Google Celebrates Sesame Street’s 40th Anniversary with Big Bird
Today marks the 40th anniversary of one of the most beloved kids shows of all time – Sesame Street. In honor of the classic children’s show going over the hill, Google has replaced its usual logo with that of Big Bird (pictured above).
History of Sesame Street, From Wikipedia:
Up until the late 1960s, the use of television as an educational tool in the US was “unproven” and “a revolutionary concept”. In 1966, the Carnegie Institute hired Joan Ganz Cooney to study how the media could be used to help young children, especially those from low-income families, learn and prepare for school. Cooney proposed using television’s “most engaging traits”, including high production values, sophisticated writing, and quality film and animation, to reach the largest audience possible. Cooney suggested creating a program that would spread prolearning values to both viewers and nonviewers (including their parents) that would affect them for many years after they stopped watching it.
Sesame Street custom Children’s Television Workshop logo used in seasons 1-13.
As a result of Cooney’s initial proposal, the Carnegie Institute awarded her an $8 million grant to establish, in collaboration with Carnegie Institute vice-president Lloyd Morrisett, the Children’s Television Workshop (CTW) and create a new children’s television program and in 1968. Millions more were invested by the Ford Foundation, the Corporation for Public Broadcasting, and the US federal government. Cooney began to assemble a team of producers: Jon Stone, Dave Connell and Sam Gibbon. That summer, five three-day curriculum planning seminars, led by Harvard University professor Gerald S. Lesser, were conducted in Boston. The seminars marked the beginning of Jim Henson’s involvement in Sesame Street, and provided the show’s producers and writers with a “crash course in child development, psychology, and preschool education”. The new show, called the “Preschool Educational Television Show” in promotional materials, was built around an inner-city street, a choice that was “unprecedented”. The producers and writers could not come up with a name they liked “up until the last moment”. They finally settled upon the name they least disliked: Sesame Street, although they initially feared that it would be too difficult for young children to pronounce.

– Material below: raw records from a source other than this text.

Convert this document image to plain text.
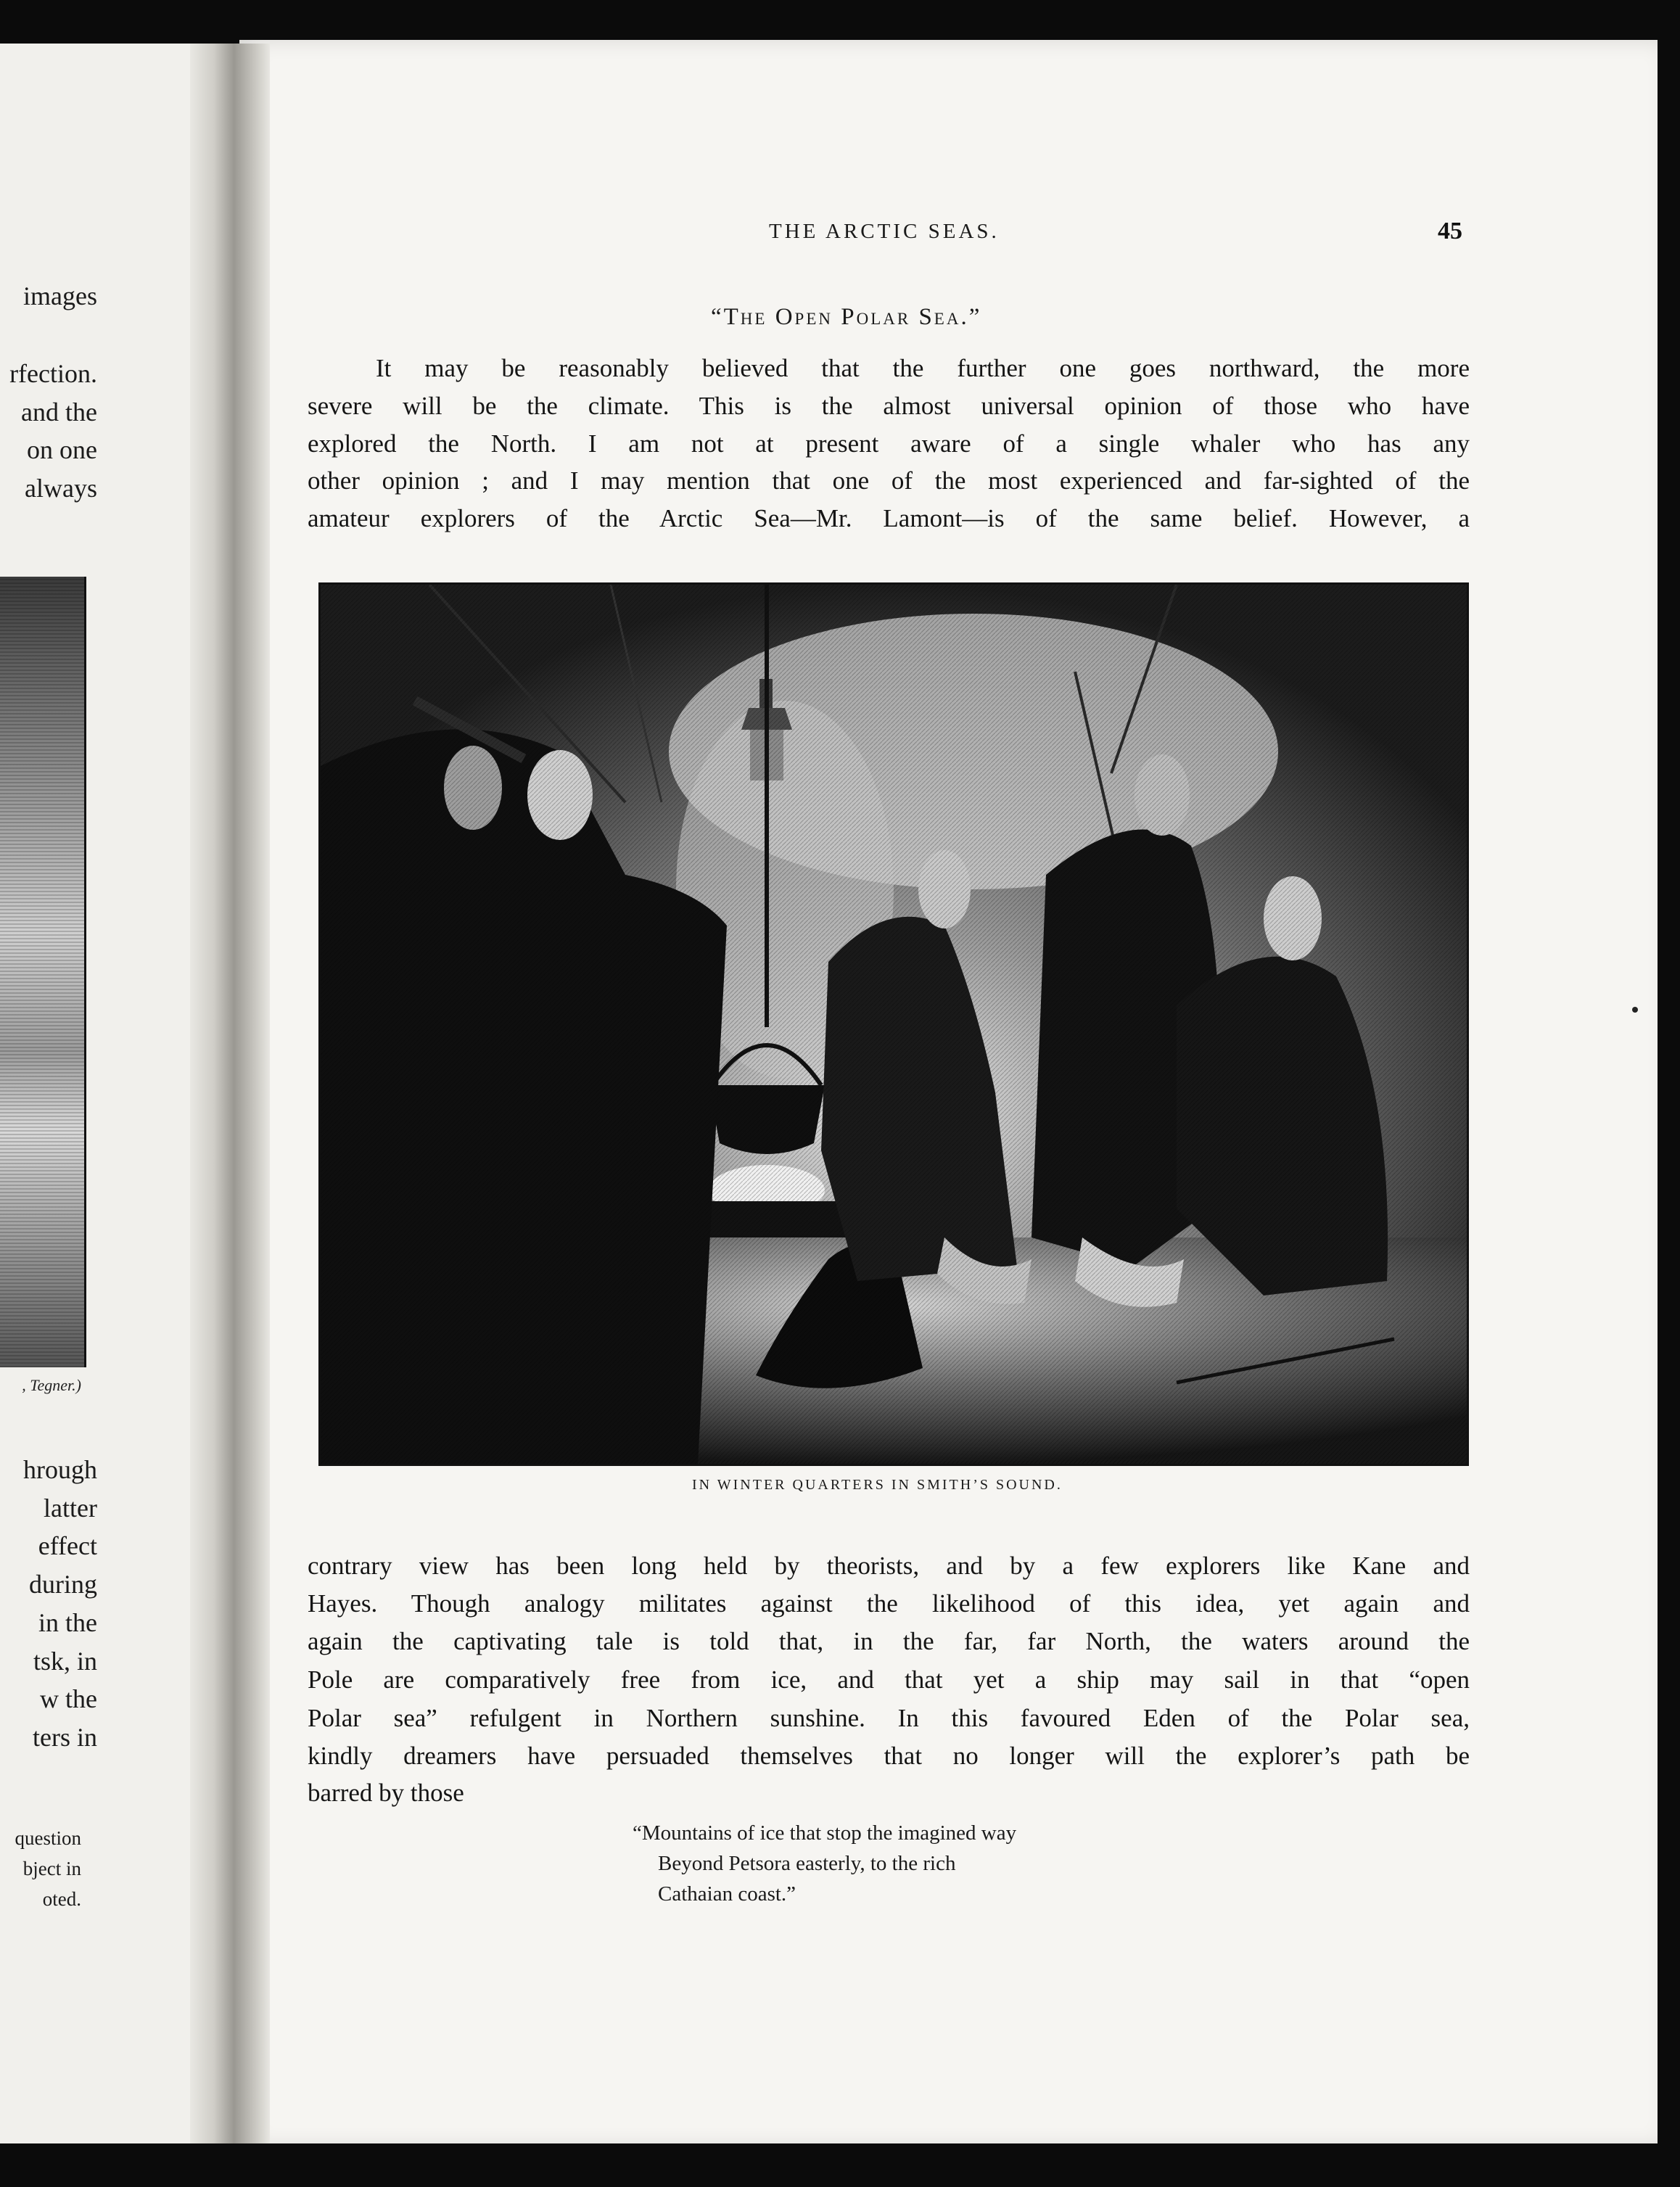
images
rfection.
and the
on one
always
, Tegner.)
hrough
latter
effect
during
in the
tsk, in
w the
ters in
question
bject in
oted.
THE ARCTIC SEAS.	45
“The Open Polar Sea.”
It may be reasonably believed that the further one goes northward, the more
severe will be the climate. This is the almost universal opinion of those who have
explored the North. I am not at present aware of a single whaler who has any
other opinion ; and I may mention that one of the most experienced and far-sighted of the
amateur explorers of the Arctic Sea—Mr. Lamont—is of the same belief. However, a
IN WINTER QUARTERS IN SMITH’S SOUND.
contrary view has been long held by theorists, and by a few explorers like Kane and
Hayes. Though analogy militates against the likelihood of this idea, yet again and
again the captivating tale is told that, in the far, far North, the waters around the
Pole are comparatively free from ice, and that yet a ship may sail in that “open
Polar sea” refulgent in Northern sunshine. In this favoured Eden of the Polar sea,
kindly dreamers have persuaded themselves that no longer will the explorer’s path be
barred by those
“Mountains of ice that stop the imagined way
Beyond Petsora easterly, to the rich
Cathaian coast.”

Two days before the premiere of Sesame Street, a thirty-minute preview entitled This Way to Sesame Street was shown on NBC. The show was financed by a $50,000 grant from Xerox. Written by Stone and produced by CTW publicist Bob Hatch, it was taped the day before it aired. Newsday called the preview “a unique display of cooperation between commercial and noncommercial broadcasters”. Sesame Street premiered on PBS on November 10, 1969. The new show was praised from the start. As writer Michael Davis states, “…It became the rare children’s show stamped with parental approval”. The show reached only 67.6% of the nation, but earned a 3.3 Nielsen rating, or 1.9 million households.”
So, what were some of your favorite Sesame Street moments from the past 40 years?